Existem muitas teses e dissertações acadêmicas que denunciam o apartheid ocorrido em Rio Claro, acompanhado da pioneira iniciativa racista do Senador Vergueiro, de trazer imigrantes europeus para “embranquecer” racialmente a sociedade, mas nenhuma referência sobre essa segregação é encontrada nos antigos livros de história da cidade, todos escritos por homens brancos exaltando outros homens brancos em ridículos almanaques.

Em uma dessas obras, de 1951, o descaramento é tão grande que o autor menciona detalhes desnecessários sobre as grades da praça, “Conta-se que toda essa ferragem foi vendida por três contos de réis, o que hoje valeria algumas centenas”, mas nada é dito sobre a função delas. Por quê?

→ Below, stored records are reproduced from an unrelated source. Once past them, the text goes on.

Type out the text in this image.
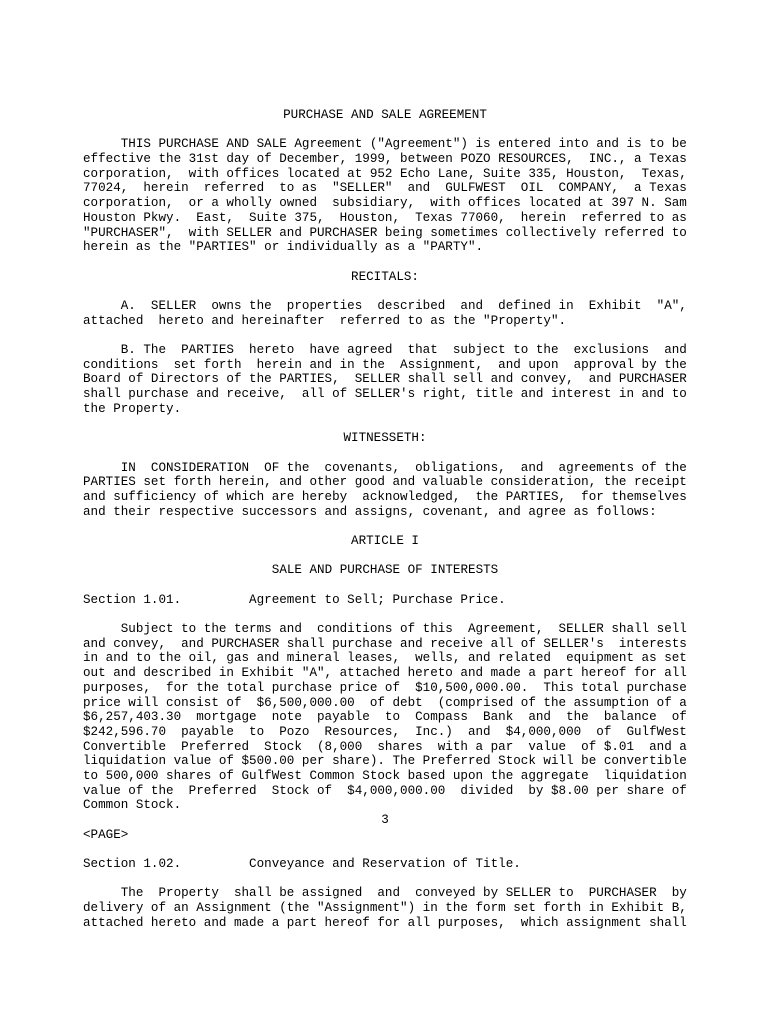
PURCHASE AND SALE AGREEMENT
THIS PURCHASE AND SALE Agreement ("Agreement") is entered into and is to be
effective the 31st day of December, 1999, between POZO RESOURCES,  INC., a Texas
corporation,  with offices located at 952 Echo Lane, Suite 335, Houston,  Texas,
77024,  herein  referred  to as  "SELLER"  and  GULFWEST  OIL  COMPANY,  a Texas
corporation,  or a wholly owned  subsidiary,  with offices located at 397 N. Sam
Houston Pkwy.  East,  Suite 375,  Houston,  Texas 77060,  herein  referred to as
"PURCHASER",  with SELLER and PURCHASER being sometimes collectively referred to
herein as the "PARTIES" or individually as a "PARTY".
RECITALS:
A.  SELLER  owns the  properties  described  and  defined in  Exhibit  "A",
attached  hereto and hereinafter  referred to as the "Property".
B. The  PARTIES  hereto  have agreed  that  subject to the  exclusions  and
conditions  set forth  herein and in the  Assignment,  and upon  approval by the
Board of Directors of the PARTIES,  SELLER shall sell and convey,  and PURCHASER
shall purchase and receive,  all of SELLER's right, title and interest in and to
the Property.
WITNESSETH:
IN  CONSIDERATION  OF the  covenants,  obligations,  and  agreements of the
PARTIES set forth herein, and other good and valuable consideration, the receipt
and sufficiency of which are hereby  acknowledged,  the PARTIES,  for themselves
and their respective successors and assigns, covenant, and agree as follows:
ARTICLE I
SALE AND PURCHASE OF INTERESTS
Section 1.01.         Agreement to Sell; Purchase Price.
Subject to the terms and  conditions of this  Agreement,  SELLER shall sell
and convey,  and PURCHASER shall purchase and receive all of SELLER's  interests
in and to the oil, gas and mineral leases,  wells, and related  equipment as set
out and described in Exhibit "A", attached hereto and made a part hereof for all
purposes,  for the total purchase price of  $10,500,000.00.  This total purchase
price will consist of  $6,500,000.00  of debt  (comprised of the assumption of a
$6,257,403.30  mortgage  note  payable  to  Compass  Bank  and  the  balance  of
$242,596.70  payable  to  Pozo  Resources,  Inc.)  and  $4,000,000  of  GulfWest
Convertible  Preferred  Stock  (8,000  shares  with a par  value  of $.01  and a
liquidation value of $500.00 per share). The Preferred Stock will be convertible
to 500,000 shares of GulfWest Common Stock based upon the aggregate  liquidation
value of the  Preferred  Stock of  $4,000,000.00  divided  by $8.00 per share of
Common Stock.
3
<PAGE>
Section 1.02.         Conveyance and Reservation of Title.
The  Property  shall be assigned  and  conveyed by SELLER to  PURCHASER  by
delivery of an Assignment (the "Assignment") in the form set forth in Exhibit B,
attached hereto and made a part hereof for all purposes,  which assignment shall
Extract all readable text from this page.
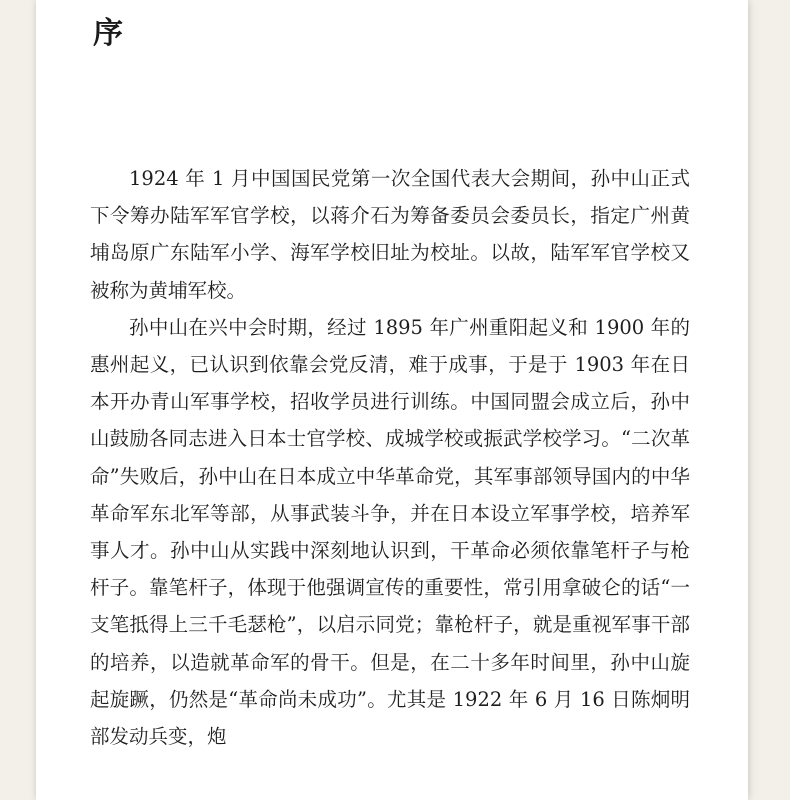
序

1924 年 1 月中国国民党第一次全国代表大会期间，孙中山正式下令筹办陆军军官学校，以蒋介石为筹备委员会委员长，指定广州黄埔岛原广东陆军小学、海军学校旧址为校址。以故，陆军军官学校又被称为黄埔军校。

孙中山在兴中会时期，经过 1895 年广州重阳起义和 1900 年的惠州起义，已认识到依靠会党反清，难于成事，于是于 1903 年在日本开办青山军事学校，招收学员进行训练。中国同盟会成立后，孙中山鼓励各同志进入日本士官学校、成城学校或振武学校学习。“二次革命”失败后，孙中山在日本成立中华革命党，其军事部领导国内的中华革命军东北军等部，从事武装斗争，并在日本设立军事学校，培养军事人才。孙中山从实践中深刻地认识到，干革命必须依靠笔杆子与枪杆子。靠笔杆子，体现于他强调宣传的重要性，常引用拿破仑的话“一支笔抵得上三千毛瑟枪”，以启示同党；靠枪杆子，就是重视军事干部的培养，以造就革命军的骨干。但是，在二十多年时间里，孙中山旋起旋蹶，仍然是“革命尚未成功”。尤其是 1922 年 6 月 16 日陈炯明部发动兵变，炮
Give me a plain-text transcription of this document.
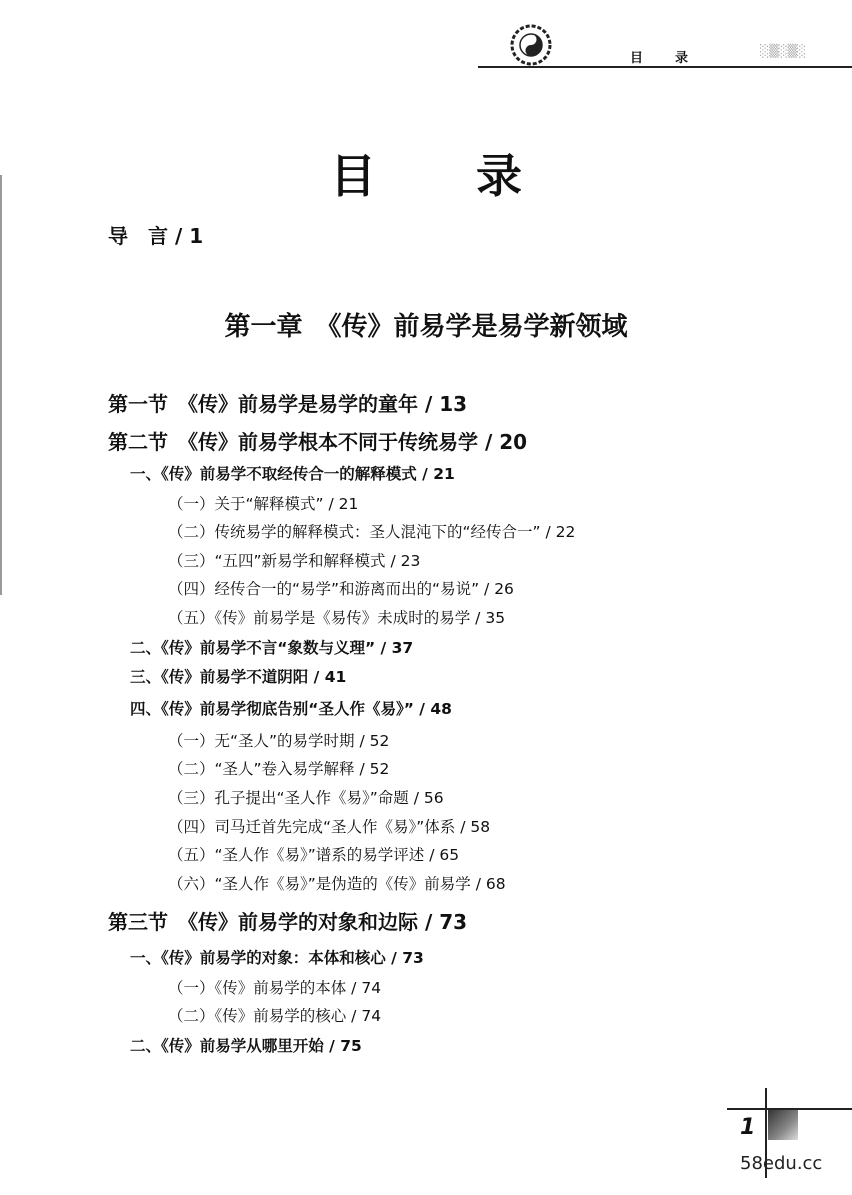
目录	░▒░▒░
目录
导　言 / 1
第一章　《传》前易学是易学新领域
第一节　《传》前易学是易学的童年 / 13
第二节　《传》前易学根本不同于传统易学 / 20
一、《传》前易学不取经传合一的解释模式 / 21
（一）关于“解释模式” / 21
（二）传统易学的解释模式：圣人混沌下的“经传合一” / 22
（三）“五四”新易学和解释模式 / 23
（四）经传合一的“易学”和游离而出的“易说” / 26
（五）《传》前易学是《易传》未成时的易学 / 35
二、《传》前易学不言“象数与义理” / 37
三、《传》前易学不道阴阳 / 41
四、《传》前易学彻底告别“圣人作《易》” / 48
（一）无“圣人”的易学时期 / 52
（二）“圣人”卷入易学解释 / 52
（三）孔子提出“圣人作《易》”命题 / 56
（四）司马迁首先完成“圣人作《易》”体系 / 58
（五）“圣人作《易》”谱系的易学评述 / 65
（六）“圣人作《易》”是伪造的《传》前易学 / 68
第三节　《传》前易学的对象和边际 / 73
一、《传》前易学的对象：本体和核心 / 73
（一）《传》前易学的本体 / 74
（二）《传》前易学的核心 / 74
二、《传》前易学从哪里开始 / 75
1
58edu.cc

Além de segregados, os pretos também eram expulsos até mesmos de seus territórios periféricos conforme a cidade crescia, por meio de processos de gentrificação e grilagem de terra. O Quilombo Cabana do Mato (que abrange a atual área do Lago Azul e arredores) e a famosa Chacrinha dos Pretos (que engloba a região que hoje é o bairro do Claret, e onde se localizam McDonald’s, Centro Universitário Claretiano, Rodoviária e arredores próximos da Avenida Visconde do Rio Claro – outro escravagista exaltado entre nós) foram terras roubadas da população preta rio-clarense. A Chacrinha dos Pretos, doada por uma baronesa, tinha até registro em cartório, mas isso não a impediu de ser tomada à força pela elite branca, como se não existisse justiça na cidade!

Desde o ano passado, tenho trabalhado em um romance literário que coloca esse apartheid e essa injustiça racial rio-clarense na berlinda. Em meu íntimo, esse projeto se fortaleceu ainda mais conforme fui participando dos encontros do grupo “Vozes Literárias”, espaço da Alerc – Academia de Letras de Rio-clarense, aberto ao público, que busca difundir a literatura como também unir e fortalecer os escritores da cidade. O livro, que será lançado ainda esse ano, se chamará “O Portão da Santa Casa”, porque o grande portão de ferro que impedia a entrada dos pretos na praça pública foi parar na Santa Casa de Misericórdia, quando essa foi inaugurada em 1920. 

Esse portão também carrega um mistério dentro de si, oculto aos olhos dos não iniciados, que por meio da narrativa do livro se fará conhecido, porque é chegada a hora. Esse pequeno artigo é apenas um aperitivo antes do prato principal, e você que me lê é convidado de honra para a ceia!

Também está convidado para participar dos encontros do Vozes Literárias, que ocorrem a cada quinze dias, nas tardes de sábado, no Gabinete de Leitura, localizado na Avenida 4, entre as Ruas 5 e 6, no Centro. Venha e traga seu texto para dividir conosco, porque nem só de pão viverá a mulher e o homem nessa quaresma!